Hundreds of people mobilized by the communist government of Huế city. Thugs attacked the monks who tried to defend the sacred symbol. In two, they were injured and another was knocked unconscious. Prominent local police officers recognized among attackers. A parish priest: "Attack masks powerful economic interests in property.

" The monastery is at the center of an old dispute with the government.

Hanoi (AsiaNews) – Plain clothes policemen and thugs hired by local authorities have once again attacked and beat a group of monks and faithful in the Catholic monastery of Thien An (Huế, central Vietnam). They tried to stop an attack on the cross and the statue of Christ erected on a land that for years the provincial government has been trying to illegally claim.

Around eight in the morning of 28 June, a hundred thugs broke into the monastery grounds and, shouting blasphemous phrases, knocked down the big cross. The assailants then set upon the monks who tried to raise the sacred symbol again and protect the adjoining statue of Jesus, under the eyes of the faithful who attempted to document the violent attack. Meanwhile, Huế authorities had deployed some police departments to prevent local community Catholics from accessing the monastery.

"They have thrown stones against the monks and hit three or four of them," says Fr. Peter Cao Đức Lợi, priest of the monastery, adding that undercover police were helped to break the cross by "women and thugs". "They prevented us from raising it again and pulled the monks clinging to it by their hair and clothes. Two of them were injured and another was knocked senseless. It was horrible. "

Despite the aggressors wearing civilian clothes, Fr. Loi was able to identify some of the prominent officers of the police among them. The priest declares to AsiaNews: "I saw with my own eyes some key characters, such as Võ Trọng Nhơn and Dương Văn Hiếu, of the city police; Mr. Minh, of the district police; Trần Công Quý of the provincial one. There were many plain clothes officers, I recognized them because I have met them many times. "

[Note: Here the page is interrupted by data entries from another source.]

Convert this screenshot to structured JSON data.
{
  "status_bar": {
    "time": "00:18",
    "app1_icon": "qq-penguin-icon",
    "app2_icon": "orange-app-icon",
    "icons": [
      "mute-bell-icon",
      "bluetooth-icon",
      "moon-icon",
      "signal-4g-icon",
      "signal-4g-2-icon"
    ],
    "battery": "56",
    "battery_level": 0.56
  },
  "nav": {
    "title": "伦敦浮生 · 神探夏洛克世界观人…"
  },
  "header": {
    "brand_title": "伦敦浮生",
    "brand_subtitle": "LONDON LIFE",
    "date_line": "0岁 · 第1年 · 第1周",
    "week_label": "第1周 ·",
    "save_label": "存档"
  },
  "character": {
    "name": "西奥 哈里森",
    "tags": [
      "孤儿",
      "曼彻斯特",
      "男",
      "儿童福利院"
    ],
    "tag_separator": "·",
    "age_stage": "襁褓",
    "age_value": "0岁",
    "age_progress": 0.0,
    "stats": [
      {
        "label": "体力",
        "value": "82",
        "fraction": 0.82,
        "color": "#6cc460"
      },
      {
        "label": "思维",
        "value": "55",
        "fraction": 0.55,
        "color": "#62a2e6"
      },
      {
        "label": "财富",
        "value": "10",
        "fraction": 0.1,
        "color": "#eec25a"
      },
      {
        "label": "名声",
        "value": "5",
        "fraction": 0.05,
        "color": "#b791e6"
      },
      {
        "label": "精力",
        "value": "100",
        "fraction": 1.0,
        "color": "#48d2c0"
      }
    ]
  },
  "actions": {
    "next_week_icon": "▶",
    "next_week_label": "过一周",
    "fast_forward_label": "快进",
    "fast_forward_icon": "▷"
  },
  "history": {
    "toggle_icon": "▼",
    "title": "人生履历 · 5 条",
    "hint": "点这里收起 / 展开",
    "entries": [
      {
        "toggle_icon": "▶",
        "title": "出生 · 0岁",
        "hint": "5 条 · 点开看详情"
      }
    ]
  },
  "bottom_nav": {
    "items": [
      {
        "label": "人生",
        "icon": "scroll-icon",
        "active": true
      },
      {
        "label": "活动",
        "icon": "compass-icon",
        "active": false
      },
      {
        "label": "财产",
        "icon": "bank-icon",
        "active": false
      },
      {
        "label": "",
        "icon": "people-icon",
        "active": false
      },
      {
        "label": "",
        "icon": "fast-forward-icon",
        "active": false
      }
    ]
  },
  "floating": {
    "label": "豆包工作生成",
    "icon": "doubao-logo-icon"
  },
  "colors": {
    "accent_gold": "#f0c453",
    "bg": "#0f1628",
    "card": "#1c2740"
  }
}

Ms. Lee, from Huế diocese, told AsiaNews: "More than 100 people came to the monastery to destroy the cross and the statue, it can not be a spontaneous act. This is the work of the city government. There are strong economic and property interests behind this aggression, targeted at the occupation of this land and involving police, thugs, and local authorities. They will split money among themselves. "

The Catholic monastery of Thiên An is not new to these attacks and is often subject to persecution by the state. The cross and the statue of Jesus Christ attacked and demolished 28 June were already destroyed in 2015 and 2016 and promptly replaced by monks and faithful.

Although acknowledged by Vietnamese law, Catholic worship is at the center of a painful dispute with the Communist regime, which has long sought to seize more than 110 hectares of protected forests and eradicate religious practice. In 1998, Deputy Prime Minister Nguyen Cong Tan signed the illegal (expropriation) order of lands adjacent to the monastery. For years the local administration has had its sights on the area and annexed structure to make it available to a travel agency. The monastery is often the subject of attacks by local authorities to frighten Catholics and persuade them to abandon the area. To these are added raids by policemen who, repeatedly, have broken into the structure and threatened to occupy it.